QU’EST-CE QUI FAIT DONC COURIR MACKY ?

Pourquoi ces rencontres au pas de course avec les responsables de son camp ? A l’évidence, le président mijote quelque chose et a un projet ou une idée derrière la tête – Pour ne pas dire qu’il cache quelque chose aux Sénégalais

Le professeur Moussa Diaw de l’Ugb et le journaliste Ibrahima Bakhoum répondent à cette question.

Après l’annonce de la suppression du poste de Premier ministre le samedi 6 avril dernier pour, dit-il, aller très vite dans sa politique — une volonté d’accélération résumée par son désormais fameux slogan « Fast-track » —, le président de la République a entamé des séries de rencontres avec les responsables de son parti, les députés de la majorité présidentielle et les alliés. Des actes qui poussent beaucoup à se demander ce qui fait… courir le président de la République si réellement il effectue son dernier mandat à la tête de notre pays.
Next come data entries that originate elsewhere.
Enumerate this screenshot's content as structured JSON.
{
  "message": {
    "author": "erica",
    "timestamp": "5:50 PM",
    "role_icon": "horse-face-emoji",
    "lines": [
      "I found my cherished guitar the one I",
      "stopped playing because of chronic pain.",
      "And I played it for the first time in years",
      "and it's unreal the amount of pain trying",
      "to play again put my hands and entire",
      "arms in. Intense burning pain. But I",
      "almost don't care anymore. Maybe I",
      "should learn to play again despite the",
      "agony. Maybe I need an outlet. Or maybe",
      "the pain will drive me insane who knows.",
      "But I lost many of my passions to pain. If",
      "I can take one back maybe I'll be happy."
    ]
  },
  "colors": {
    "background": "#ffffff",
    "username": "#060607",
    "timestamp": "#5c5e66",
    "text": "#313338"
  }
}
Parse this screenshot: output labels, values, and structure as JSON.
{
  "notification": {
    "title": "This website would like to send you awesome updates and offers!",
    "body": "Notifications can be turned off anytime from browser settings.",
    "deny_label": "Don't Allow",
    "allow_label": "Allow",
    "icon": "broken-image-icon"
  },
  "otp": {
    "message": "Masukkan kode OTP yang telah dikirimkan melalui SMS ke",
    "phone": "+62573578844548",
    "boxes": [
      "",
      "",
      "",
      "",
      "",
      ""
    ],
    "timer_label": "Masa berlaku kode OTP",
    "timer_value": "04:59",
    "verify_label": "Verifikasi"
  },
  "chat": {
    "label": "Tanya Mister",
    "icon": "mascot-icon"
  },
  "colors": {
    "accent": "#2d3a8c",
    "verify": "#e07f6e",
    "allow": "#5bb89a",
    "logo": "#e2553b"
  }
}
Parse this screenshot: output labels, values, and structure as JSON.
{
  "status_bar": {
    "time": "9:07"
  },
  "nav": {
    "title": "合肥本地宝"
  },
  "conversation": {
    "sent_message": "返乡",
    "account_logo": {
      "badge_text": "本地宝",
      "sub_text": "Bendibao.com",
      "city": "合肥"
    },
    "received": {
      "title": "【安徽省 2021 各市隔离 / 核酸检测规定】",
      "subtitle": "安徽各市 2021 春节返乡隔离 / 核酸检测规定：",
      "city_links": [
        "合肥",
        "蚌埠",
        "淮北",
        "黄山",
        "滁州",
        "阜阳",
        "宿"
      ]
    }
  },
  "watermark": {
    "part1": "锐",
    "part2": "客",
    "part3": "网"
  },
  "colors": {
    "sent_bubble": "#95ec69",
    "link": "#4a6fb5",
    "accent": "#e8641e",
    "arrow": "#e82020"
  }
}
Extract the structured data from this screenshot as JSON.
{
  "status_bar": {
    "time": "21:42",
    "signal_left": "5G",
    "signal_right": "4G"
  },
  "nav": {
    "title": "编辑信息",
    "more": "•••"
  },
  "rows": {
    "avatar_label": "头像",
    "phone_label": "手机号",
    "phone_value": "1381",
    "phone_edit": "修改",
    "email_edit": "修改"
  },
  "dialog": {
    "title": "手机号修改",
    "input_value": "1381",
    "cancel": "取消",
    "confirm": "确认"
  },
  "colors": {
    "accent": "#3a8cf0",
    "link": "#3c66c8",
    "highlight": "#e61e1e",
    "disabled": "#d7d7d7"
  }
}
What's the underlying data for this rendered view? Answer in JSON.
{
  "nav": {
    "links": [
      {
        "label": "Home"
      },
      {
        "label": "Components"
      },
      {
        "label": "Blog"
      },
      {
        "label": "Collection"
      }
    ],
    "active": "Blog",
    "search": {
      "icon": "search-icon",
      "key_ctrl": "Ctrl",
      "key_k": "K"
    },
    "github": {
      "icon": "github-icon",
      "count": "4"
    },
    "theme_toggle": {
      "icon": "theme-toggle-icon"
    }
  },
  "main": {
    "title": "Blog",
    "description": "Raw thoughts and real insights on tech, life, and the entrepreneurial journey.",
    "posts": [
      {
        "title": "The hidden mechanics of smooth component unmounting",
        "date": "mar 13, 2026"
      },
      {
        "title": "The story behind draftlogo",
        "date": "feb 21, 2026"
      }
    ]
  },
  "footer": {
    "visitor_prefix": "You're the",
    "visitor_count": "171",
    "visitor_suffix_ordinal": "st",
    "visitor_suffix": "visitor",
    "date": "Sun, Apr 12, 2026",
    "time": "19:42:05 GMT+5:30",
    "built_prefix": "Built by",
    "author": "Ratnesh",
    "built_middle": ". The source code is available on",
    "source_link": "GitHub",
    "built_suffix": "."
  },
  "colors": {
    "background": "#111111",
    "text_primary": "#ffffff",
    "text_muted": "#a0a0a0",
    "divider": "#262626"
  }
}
Après la proclamation de sa victoire par le Conseil constitutionnel, le président Macky Sall a prêté serment le 2 avril dernier. Quatre jours après, le samedi 6 avril 2019, il a reconduit Mahammad Boun Abdallah Dionne qui annonce à la surprise générale sa nomination comme ministre d’Etat et secrétaire général chargé de préparer… la suppression prochaine de son poste. Le Président voudrait en effet monter en première ligne, supprimer le niveau intermédiaire de décision que constituait la Primature et être responsable devant les Sénégalais. Le tout est résumé dans le mot anglais de « Fast-track ».

Après la formation de son gouvernement composé de 32 ministres et de 3 secrétaires d’Etat, Macky Sall enfile ses habits de politicien et entame une série de rencontres. D’abord avec le secrétariat exécutif national (Sen) de son parti, l’Alliance Pour la République (APR) le lundi 15 avril dernier. Puis, le lendemain mardi 16 avril, avec les députés de sa majorité. Il devrait rencontrer ce jour les alliés de la majorité présidentielle. Pourquoi la suppression du poste de Premier ministre ? Pourquoi ces rencontres au pas de course avec les responsables de son camp ? Pourquoi cette volonté d’aller si vite, d’accélérer la cadence comme disait son ancien Premier ministre Aminata Touré ?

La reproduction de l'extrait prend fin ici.